Of the total debris recovered after the fire, around 14 trucks or about 50-60 tonnes were full of metals. PIC/Datta Kumbhar
The fire, which ruined Maharashtra Night celebrations at Girgaum Chowpatty on February 14, gutted the stage and everything near it. The other trash was sent to Deonar dumping ground the next day.
Anticipating a scramble by rag pickers, the scrap iron was sent away to a BMC workshop in Kamathipura.
A total of 62 trucks, full of debris were recovered. Of this, around 14 trucks or about 50-60 tonnes was metal. The metal mostly includes iron rods called 'angles', used to put up lighting equipments. None of the officials answered questions about what is going to be done with it.
'Had to cut rods'
“We allowed the contractors some time before the debris was removed. We were present at Chowpatty all night. The iron rods were so long that we had to cut them to fit them in the trucks,” informed an official from D ward, under which Girgaum Chowpatty falls.

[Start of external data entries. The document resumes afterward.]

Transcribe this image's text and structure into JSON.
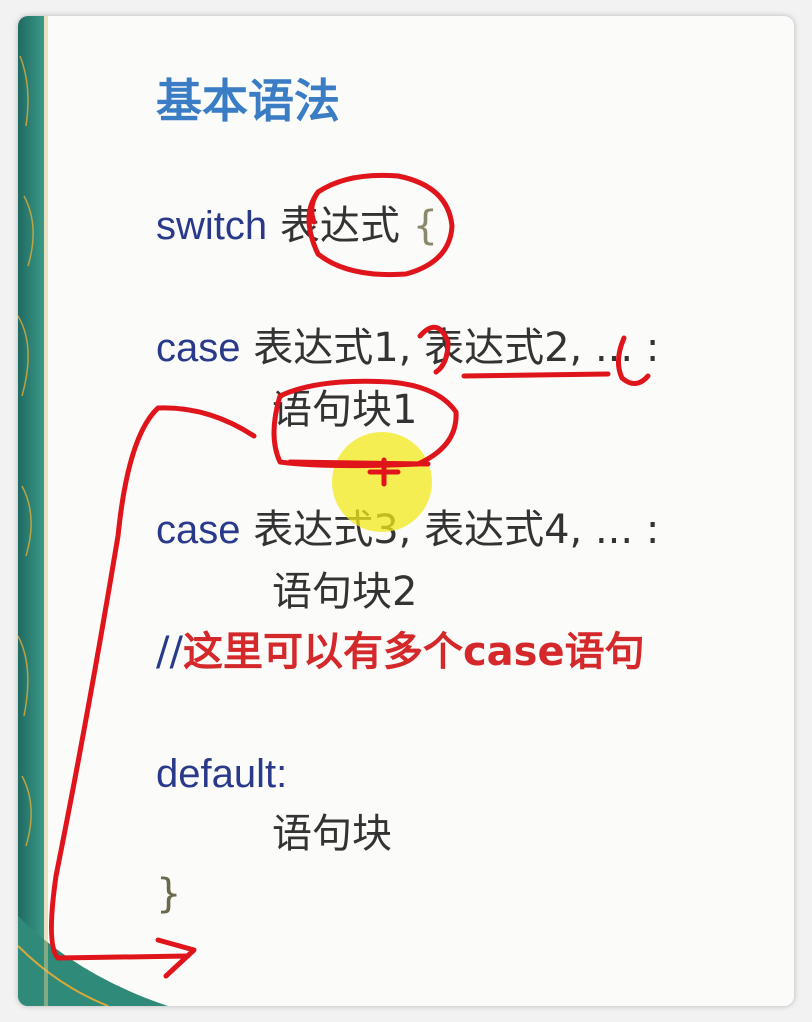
{
  "slide": {
    "title": "基本语法",
    "switch_kw": "switch",
    "switch_expr": "表达式",
    "open_brace": "{",
    "case1_kw": "case",
    "case1_rest": " 表达式1, 表达式2, ... :",
    "block1": "语句块1",
    "case2_kw": "case",
    "case2_rest": " 表达式3, 表达式4, ... :",
    "block2": "语句块2",
    "comment_slash": "//",
    "comment_text": "这里可以有多个case语句",
    "default_kw": "default:",
    "default_block": "语句块",
    "close_brace": "}"
  },
  "colors": {
    "title": "#3a7dc4",
    "keyword": "#2a3a8a",
    "body": "#333333",
    "comment": "#d4282b",
    "annotation": "#e0141b",
    "highlight": "#f2ea1a",
    "decor_teal": "#2f8a7a",
    "decor_gold": "#d8a93a"
  }
}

Around 5 am the next morning, the trucks started departing from the beach. Around 14-15 trucks were sent to the BMC workshop while the rest was sent to Deonar dumping ground. “That morning, I got a call from my head of department saying that the metal will be kept here. We have been told that it is important for investigations and should be kept under security. It will stay here until further instructions,” said Ganesh Ahire, chief of the workshop.
However, there was lack of clarity about what will be done with the metal, whether it will be sold or sent to the dumping ground.
While the BMC's solid waste management department passed the buck on the ward office, the other passed it back to the solid waste management. None of the officials from either department commented on the matter. Additional municipal commissioner Pallavi Darade, under whose purview both departments fall, also did not comment.